Native Niagara: A History of Niagara’s Peoples
We can recognize Niagara today as a haven for all peoples looking for a fantastic vacation. The attractions and festivities are fun for all creeds and colors, all sizes and shapes. Even the splendor of the falls themselves is appealing to all sorts — it’s basically undeniable that the falls are wondrous to behold no matter where you come from.
However, before Niagara became a vacationer’s wonderland — even before Europeans “discovered” the new world — Niagara was populated and revered by America’s very first travelers: American Indians. If you like to read up on the history of a place when you plan your vacation, here’s a brief exploration of Niagara’s native population.
Hunting and Gathering
Nomadic peoples first discovered the Niagara region around 12,000 years ago, right when the falls first started to form. These primary inhabitants were members of the Clovis culture of nomads in North America. These people are recognizable in archaeological digs throughout North America by their unique and revolutionary method of chipping stones for weapons and tools. Most likely, these first inhabitants settled seasonally along the shores of Lake Eerie to hunt the migrating caribou, moose, elk and mastodons. One of these earliest groups called themselves the Onguiaahra, which is suspected as being the inspiration for the modern name Niagara.

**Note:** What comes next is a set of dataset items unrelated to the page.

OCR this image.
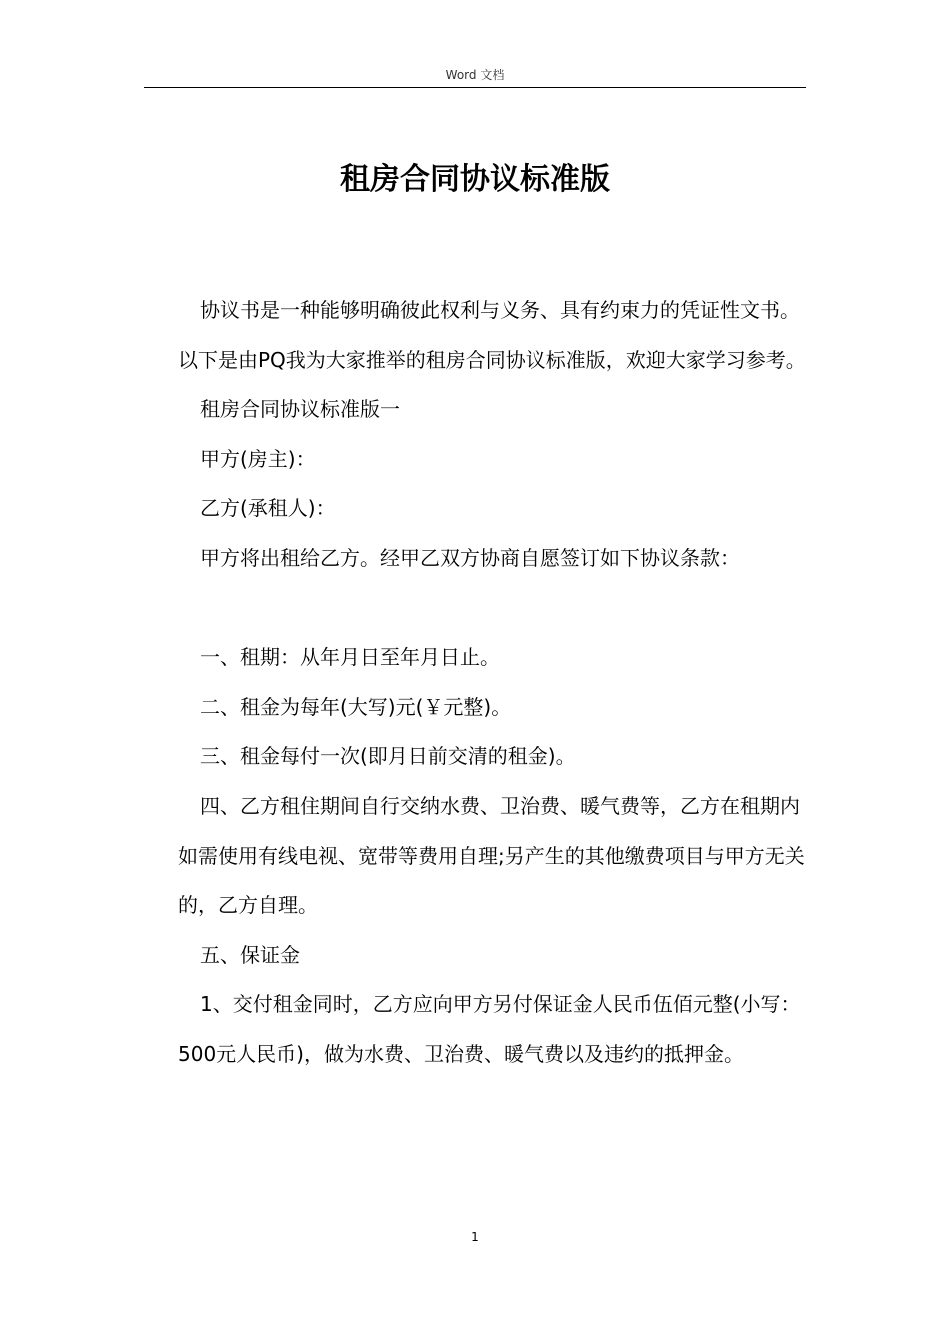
Word 文档
租房合同协议标准版

协议书是一种能够明确彼此权利与义务、具有约束力的凭证性文书。以下是由PQ我为大家推举的租房合同协议标准版，欢迎大家学习参考。

租房合同协议标准版一

甲方(房主)：

乙方(承租人)：

甲方将出租给乙方。经甲乙双方协商自愿签订如下协议条款：

一、租期：从年月日至年月日止。

二、租金为每年(大写)元(￥元整)。

三、租金每付一次(即月日前交清的租金)。

四、乙方租住期间自行交纳水费、卫治费、暖气费等，乙方在租期内如需使用有线电视、宽带等费用自理;另产生的其他缴费项目与甲方无关的，乙方自理。

五、保证金

1、交付租金同时，乙方应向甲方另付保证金人民币伍佰元整(小写：500元人民币)，做为水费、卫治费、暖气费以及违约的抵押金。

1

Hunter-gatherers roamed the area for a little less than nine thousand years, through both the Archaic and Woodland periods. During this time, small groups would stay in the area year around, including the harsh winters, but large groups would migrate to the area during lush and fruitful summers to hunt deer and moose as well participate in mass fishing initiatives along the lakes and rivers.
The Beginning of Agriculture
In the Woodland period, the Iroquois began cultivating the soils around Niagara for agriculture, planting corn, beans and squash to fill the bulk of their diet. With food needs covered, the Iroquois were able to establish more permanent communities with palisaded villages and surprisingly large populations.

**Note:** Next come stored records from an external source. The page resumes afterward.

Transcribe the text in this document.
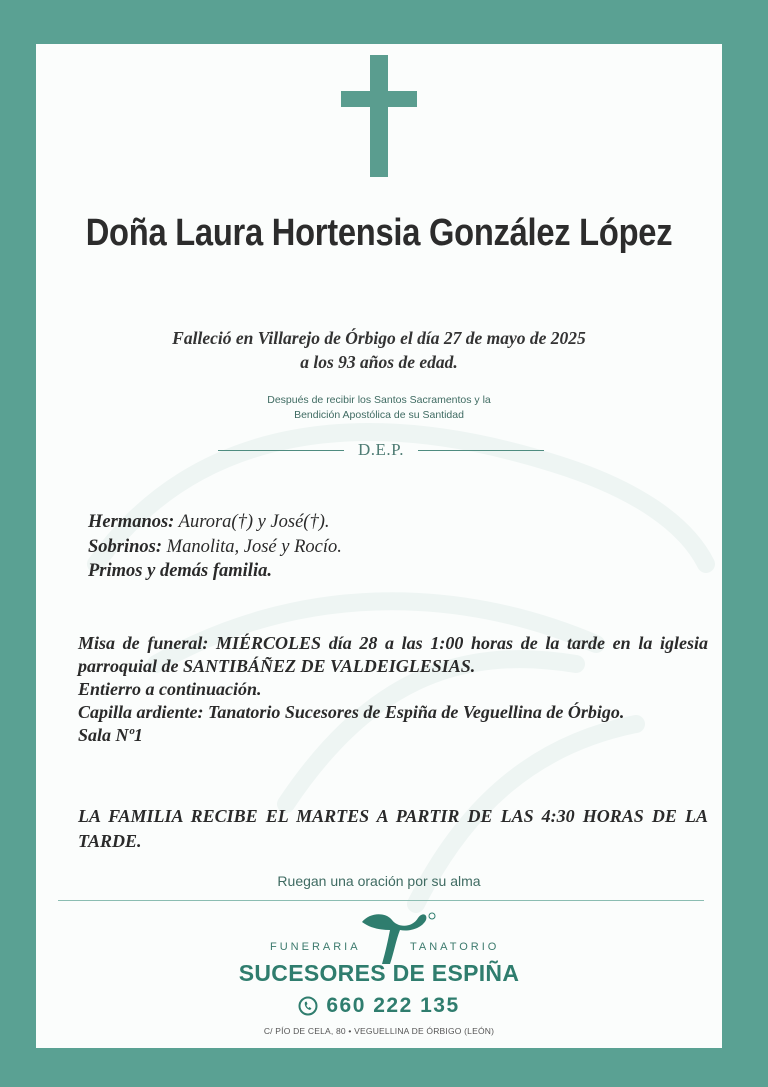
Doña Laura Hortensia González López
Falleció en Villarejo de Órbigo el día 27 de mayo de 2025
a los 93 años de edad.
Después de recibir los Santos Sacramentos y la
Bendición Apostólica de su Santidad
D.E.P.
Hermanos: Aurora(†) y José(†).
Sobrinos: Manolita, José y Rocío.
Primos y demás familia.
Misa de funeral: MIÉRCOLES día 28 a las 1:00 horas de la tarde en la iglesia parroquial de SANTIBÁÑEZ DE VALDEIGLESIAS.
Entierro a continuación.
Capilla ardiente: Tanatorio Sucesores de Espiña de Veguellina de Órbigo.
Sala Nº1
LA FAMILIA RECIBE EL MARTES A PARTIR DE LAS 4:30 HORAS DE LA TARDE.
Ruegan una oración por su alma
FUNERARIA	TANATORIO
SUCESORES DE ESPIÑA
660 222 135
C/ PÍO DE CELA, 80 • VEGUELLINA DE ÓRBIGO (LEÓN)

Various complex cultural rituals were introduced during this period, including burial ceremonies and ceramic creation, and more complicated political systems came into being with the enhanced importance of kinship ties.
Of the Iroquois confederacy, the most prolific in the Niagara region was the Atiquandaronk tribe. These groups, like many of the Iroquois, lived communally in huge longhouses segmented into areas for different kinships and classes.
The Invasion of Europeans
French explorers were the first of the white settlers to discover the Niagara region. They renamed the resident American Indian groups the “Neutral” tribes, though they included more than nine different tribes under this single moniker. The promise of trade from the wealthy and exotic Europeans as well as age-old disagreements encouraged inter-tribe fighting, which led to the degeneration of the native cultures.
Additionally, the introduction of European missionaries as well as various European diseases and wars led to diminished native population and influence. After the War of 1812, virtually all of the native tribes had vacated the area or began assimilating (as best they could) with the European towns. Today, the Iroquois Nation still exists and continues to fight for the land and rights stripped of them by various European groups.